2.4.1 Quality Assurance and Review Period

After finalising a draft model, the research team undertook a period of internal quality check and review by Scottish Government analysts. These identified residual calculation errors, areas where better alignment with best practice was required, and other aspects for improvement and enhancement in the economic model. These were stated and provided in a Quality Assurance Log, as per Aqua Book guidance. Despite these refinements, some limitations to the model remain, which are discussed in the next section.

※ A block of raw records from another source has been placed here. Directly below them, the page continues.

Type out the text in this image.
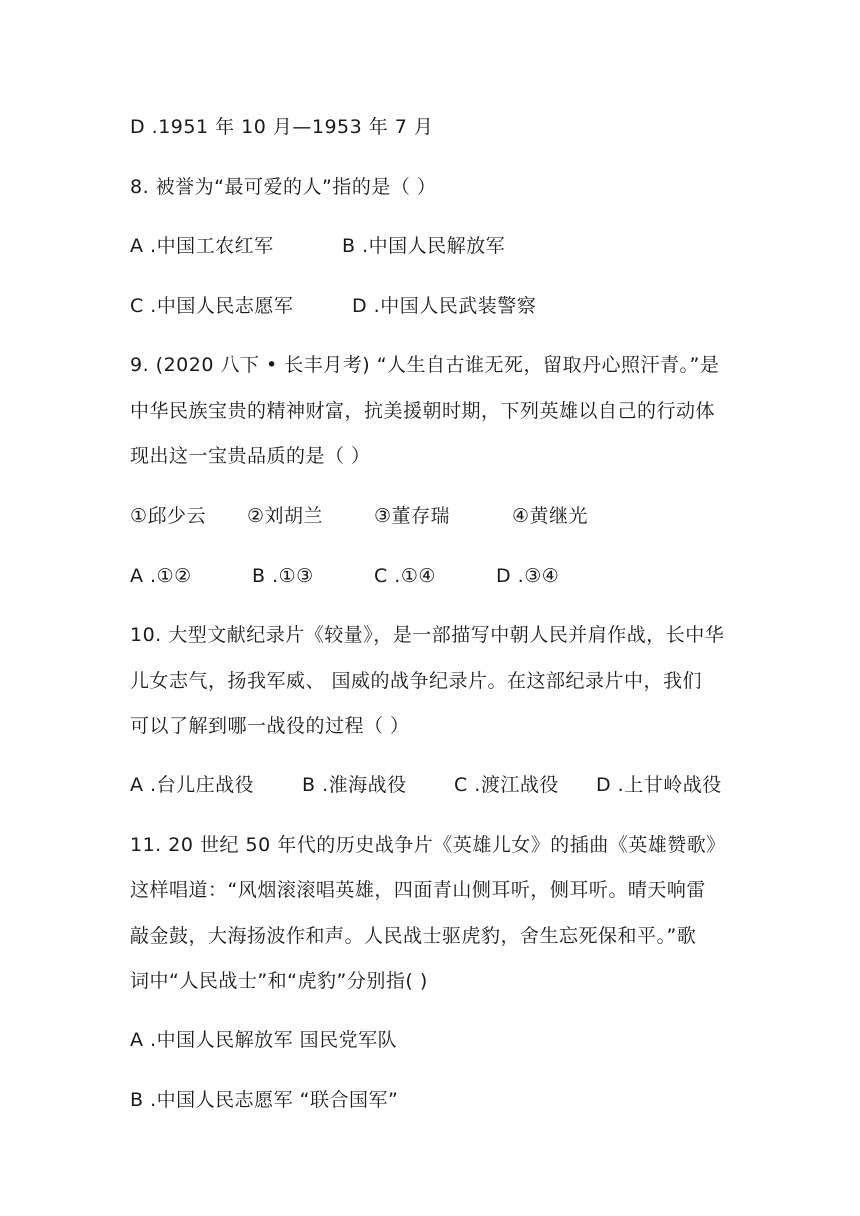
D .1951 年 10 月—1953 年 7 月
8. 被誉为“最可爱的人”指的是（ ）
A .中国工农红军	B .中国人民解放军
C .中国人民志愿军	D .中国人民武装警察
9. (2020 八下 • 长丰月考) “人生自古谁无死，留取丹心照汗青。”是
中华民族宝贵的精神财富，抗美援朝时期，下列英雄以自己的行动体
现出这一宝贵品质的是（ ）
①邱少云 ②刘胡兰	③董存瑞	④黄继光
A .①②	B .①③	C .①④	D .③④
10. 大型文献纪录片《较量》，是一部描写中朝人民并肩作战，长中华
儿女志气，扬我军威、 国威的战争纪录片。在这部纪录片中，我们
可以了解到哪一战役的过程（ ）
A .台儿庄战役	B .淮海战役 C .渡江战役 D .上甘岭战役
11. 20 世纪 50 年代的历史战争片《英雄儿女》的插曲《英雄赞歌》
这样唱道：“风烟滚滚唱英雄，四面青山侧耳听，侧耳听。晴天响雷
敲金鼓，大海扬波作和声。人民战士驱虎豹，舍生忘死保和平。”歌
词中“人民战士”和“虎豹”分别指( )
A .中国人民解放军 国民党军队
B .中国人民志愿军 “联合国军”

2.5 Limitations of Modelling and Analysis

The development of this model has been undertaken with reference to the most up-to-date and relevant data and public sector guidance available at time of writing. However, given that peatland restoration is a fairly new sector for analysis and modelling, and working within the constraints of the project, the following limitations and assumptions were noted:

  • As the current model is based on the most up-to-date and specific data and guidance currently available at time of writing, it should be noted that all input values are subject to change if further updated information or data becomes readily available.
  • In order to keep the model reasonably simple and workable within the above constraints, fixed costs are assumed for the vast majority of project inputs, although real price increases are included in respect of the price of carbon. This is assumed to be 2% as per Green Book guidance. Going forward, real price increases across each input should be considered.
  • Trading of credits (from the carbon trader perspective) are assumed to occur only once, and when landowners sell Pending Issuance Units (PIUs) to carbon traders these credits are then only sold on one further occasion after the original sale. In reality, there is the potential for each credit to be sold an unlimited number of times but, given uncertainty regarding what the typical flow of credits would be, the model assumes that the trading of credits occurs only once.
  • Likewise, there may be a difference in price between Pending Issuance Units and Peatland Carbon Units (PCUs), resulting from there being a greater degree of certainty that the emissions sequestered are guaranteed from PCUs whereas the PIUs are developed on the assumption that the sequestering activity would take place. Given that, at time of writing, no PCUs have been issued under the Peatland Code, the model currently assumes that PIUs and PCUs will be sold at the same price.
  • The model currently applies a uniform approach to all lags (e.g. carbon abatement, when ecosystem benefits come “online” and maintenance costs) across each area where a lag may be present, essentially scaling up over the first five years (the assumed period for restoration to reach the target date of 2030). Further research may uncover non-uniform or more appropriate approaches to lags in the future for users of the model to consider.
  • Fund management costs have been assumed to be four times higher than the costs required for a similar (but smaller scale) agency that was explored for Highlands and Islands Enterprise[2]. It may be possible to reflect real-world costs of fund management in this input section with more specific information and data being made available upon creation of the fund.
  • Various resource values were also explored that have not been applied to the core analysis. In order to assess wider public benefits (e.g. biodiversity existence value, or general recreation value), some of these additional resource values have been tested as sensitivities.
  • There was a request to explore reduced farm management costs as a result of peatland restoration, however, no values were identified for this throughout the development of the model. The model does include placeholders where these values could be included in the future.